Non aiutano certo le violenze e le aggressioni che sono all’ordine del
giorno: un infermiere che subisce nella sua carriera una o due violenze
fisiche, pensiamo a una giovane donna, può riportare traumi che si porta
dietro per lungo tempo, scorie psicologiche oltre che fisiche difficili
da smaltire.
Il lavoro su turni notturni è un fattore che influisce in modo
importante.
Gli infermieri che lavorano su turni prolungati hanno maggiori
probabilità di commettere errori terapeutici, lo sappiamo bene, abbiamo
lanciato più volte questo allarme, corrono il rischio di trascurare
segni o sintomi vitali o ancora aspetti importanti della cura del
paziente.
Non solo il sonno è utile per la salute mentale, ma è anche essenziale
per il funzionamento cognitivo. La mancanza di sonno può compromettere
la capacità di un infermiere di pensare chiaramente e prendere
decisioni, il che può essere pericoloso in un ambiente frenetico e ad
alta pressione. Inoltre, la privazione del sonno può avere un impatto
sulla capacità dell’infermiere di concentrarsi e ricordare informazioni
importanti, con il rischio di errori e sbagli di non poco conto.

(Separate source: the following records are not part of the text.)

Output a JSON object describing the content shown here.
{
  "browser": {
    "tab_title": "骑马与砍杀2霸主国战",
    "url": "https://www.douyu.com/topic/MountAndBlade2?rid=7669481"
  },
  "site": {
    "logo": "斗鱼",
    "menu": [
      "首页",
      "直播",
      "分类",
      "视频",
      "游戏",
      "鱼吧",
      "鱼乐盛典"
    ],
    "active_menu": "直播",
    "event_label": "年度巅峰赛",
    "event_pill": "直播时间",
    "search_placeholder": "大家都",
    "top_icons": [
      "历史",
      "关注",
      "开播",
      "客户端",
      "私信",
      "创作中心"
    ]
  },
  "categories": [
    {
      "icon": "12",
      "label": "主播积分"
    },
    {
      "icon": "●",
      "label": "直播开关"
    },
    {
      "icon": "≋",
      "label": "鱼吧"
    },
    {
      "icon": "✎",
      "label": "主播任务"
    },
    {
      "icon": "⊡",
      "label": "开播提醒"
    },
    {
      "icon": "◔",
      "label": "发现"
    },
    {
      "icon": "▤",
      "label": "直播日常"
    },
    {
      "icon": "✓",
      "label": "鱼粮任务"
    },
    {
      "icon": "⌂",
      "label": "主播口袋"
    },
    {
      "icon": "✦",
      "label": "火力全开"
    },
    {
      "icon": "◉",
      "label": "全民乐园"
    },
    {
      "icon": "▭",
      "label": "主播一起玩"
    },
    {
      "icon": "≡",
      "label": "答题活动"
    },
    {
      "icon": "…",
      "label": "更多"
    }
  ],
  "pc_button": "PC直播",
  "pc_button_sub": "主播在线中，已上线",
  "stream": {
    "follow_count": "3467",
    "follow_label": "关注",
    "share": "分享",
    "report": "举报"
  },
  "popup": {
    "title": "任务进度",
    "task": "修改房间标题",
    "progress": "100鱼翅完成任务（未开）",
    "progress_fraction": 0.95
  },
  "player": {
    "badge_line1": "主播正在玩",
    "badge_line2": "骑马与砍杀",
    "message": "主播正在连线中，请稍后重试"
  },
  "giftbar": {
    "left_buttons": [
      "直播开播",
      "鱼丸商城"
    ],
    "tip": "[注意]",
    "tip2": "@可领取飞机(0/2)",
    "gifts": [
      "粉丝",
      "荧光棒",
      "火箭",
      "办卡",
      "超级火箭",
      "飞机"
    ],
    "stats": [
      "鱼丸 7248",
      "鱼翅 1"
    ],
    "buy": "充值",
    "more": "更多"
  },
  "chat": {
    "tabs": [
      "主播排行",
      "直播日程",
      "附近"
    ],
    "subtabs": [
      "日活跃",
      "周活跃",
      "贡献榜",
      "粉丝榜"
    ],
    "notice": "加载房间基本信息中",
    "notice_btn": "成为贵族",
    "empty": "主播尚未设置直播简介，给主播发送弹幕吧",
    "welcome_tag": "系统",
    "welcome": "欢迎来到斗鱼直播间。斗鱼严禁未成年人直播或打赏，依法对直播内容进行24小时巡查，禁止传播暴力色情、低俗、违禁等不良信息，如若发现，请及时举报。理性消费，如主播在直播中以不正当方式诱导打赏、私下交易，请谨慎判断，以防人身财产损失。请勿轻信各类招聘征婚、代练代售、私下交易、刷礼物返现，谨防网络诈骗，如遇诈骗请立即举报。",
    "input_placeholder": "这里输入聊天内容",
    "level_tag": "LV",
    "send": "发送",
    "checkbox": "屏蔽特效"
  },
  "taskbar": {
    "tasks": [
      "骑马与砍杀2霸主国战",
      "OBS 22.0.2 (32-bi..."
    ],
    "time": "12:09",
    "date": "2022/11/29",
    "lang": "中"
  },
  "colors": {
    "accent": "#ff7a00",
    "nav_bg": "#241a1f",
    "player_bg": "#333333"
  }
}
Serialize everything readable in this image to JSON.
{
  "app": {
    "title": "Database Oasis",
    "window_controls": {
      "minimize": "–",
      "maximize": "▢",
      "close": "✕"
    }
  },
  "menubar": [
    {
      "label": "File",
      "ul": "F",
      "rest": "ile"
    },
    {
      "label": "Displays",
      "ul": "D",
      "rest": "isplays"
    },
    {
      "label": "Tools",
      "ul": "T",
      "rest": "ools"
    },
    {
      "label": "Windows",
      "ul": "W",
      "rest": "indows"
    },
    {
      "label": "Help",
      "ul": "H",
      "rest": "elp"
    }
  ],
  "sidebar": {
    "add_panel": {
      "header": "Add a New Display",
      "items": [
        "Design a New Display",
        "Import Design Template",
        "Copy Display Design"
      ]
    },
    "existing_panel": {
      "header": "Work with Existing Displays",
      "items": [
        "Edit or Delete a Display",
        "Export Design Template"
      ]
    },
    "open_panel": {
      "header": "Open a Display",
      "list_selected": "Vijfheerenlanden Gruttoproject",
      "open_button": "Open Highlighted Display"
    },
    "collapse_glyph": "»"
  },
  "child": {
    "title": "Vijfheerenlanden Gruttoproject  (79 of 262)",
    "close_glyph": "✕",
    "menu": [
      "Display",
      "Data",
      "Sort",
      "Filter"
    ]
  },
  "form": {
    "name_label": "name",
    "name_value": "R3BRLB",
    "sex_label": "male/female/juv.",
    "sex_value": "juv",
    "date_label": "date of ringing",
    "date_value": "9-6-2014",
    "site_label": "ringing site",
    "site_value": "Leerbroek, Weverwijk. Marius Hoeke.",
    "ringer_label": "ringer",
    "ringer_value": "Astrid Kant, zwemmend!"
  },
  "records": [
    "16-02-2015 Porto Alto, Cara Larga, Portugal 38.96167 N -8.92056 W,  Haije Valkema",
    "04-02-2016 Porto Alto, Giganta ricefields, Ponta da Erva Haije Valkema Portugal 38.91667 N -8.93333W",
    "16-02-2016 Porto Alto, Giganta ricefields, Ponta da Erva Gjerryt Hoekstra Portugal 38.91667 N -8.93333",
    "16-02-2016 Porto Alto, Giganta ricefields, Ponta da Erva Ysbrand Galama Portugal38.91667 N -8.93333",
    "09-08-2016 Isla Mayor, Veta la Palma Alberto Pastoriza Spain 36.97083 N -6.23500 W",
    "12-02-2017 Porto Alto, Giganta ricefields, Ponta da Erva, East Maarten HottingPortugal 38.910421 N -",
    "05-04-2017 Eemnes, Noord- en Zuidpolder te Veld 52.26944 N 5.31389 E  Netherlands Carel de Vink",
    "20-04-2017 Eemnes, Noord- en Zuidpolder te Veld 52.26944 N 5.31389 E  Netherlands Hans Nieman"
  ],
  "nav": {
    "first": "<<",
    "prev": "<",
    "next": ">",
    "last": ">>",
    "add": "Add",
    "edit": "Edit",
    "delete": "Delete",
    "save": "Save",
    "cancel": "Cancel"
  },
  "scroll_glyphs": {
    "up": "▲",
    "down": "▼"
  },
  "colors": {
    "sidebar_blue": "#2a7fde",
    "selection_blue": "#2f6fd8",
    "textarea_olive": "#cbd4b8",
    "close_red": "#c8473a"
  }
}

Direttamente collegata con lo stress e l’insonnia c’è la sindrome di
burnout.
Uno studio correlato alla scarsa qualità del sonno degli infermieri, ci
rivela come la situazione a livello europeo è ancor più grave di quanto
i dati fin qui a nostra disposizione ci hanno raccontato, evidenziando,
come, fino al 69% degli infermieri europei ha sperimentato, almeno una
volta nel corso della propria carriera, il burnout infermieristico.
Solo una politica sanitaria costruita su basi organizzative solide, dice
ancora De Palma, può mettere nelle condizioni gli infermieri di
sopperire alle carenze di sonno e permettere loro di lavorare al meglio
delle proprie indubbie competenze, di cui la collettività non può fare a
meno.
Ed è per questo che il nostro sindacato, tra le recenti proposte inviate
al Governo, oggi inserisce un indispensabile congedo ordinario
aggiuntivo per il ristoro psico fisico degli infermieri e per tutte
quelle professioni sanitarie ad elevata responsabilità.
In Italia il 36% degli infermieri dichiara di voler lasciare il luogo di
lavoro entro 12 mesi; di questi il 33% dichiara di voler lasciare
addirittura la professione, dato che corrisponde a circa l’11% del
campione generale.
Le dimissioni volontarie che nel nostro sistema sanitario si registrano
a raffica, il clima di sfiducia che regna sovrano tra i professionisti,
con un’altissima percentuale di infermieri che se non l’ha già fatto,
sta comunque pensando di abbandonare la sanità pubblica, a vantaggio in
alcuni casi di una libera professione che consente di gestire meglio il
proprio tempo libero, gli affetti e la qualità della propria vita,
rappresentano lo specchio fedele di una professione che va
salvaguardata, ricostruita, tutelata, dal momento che siamo di fronte,
lo ripetiamo, ad una vera e propria piaga sociale che non può attendere
oltre per essere sanata», conclude De Palma.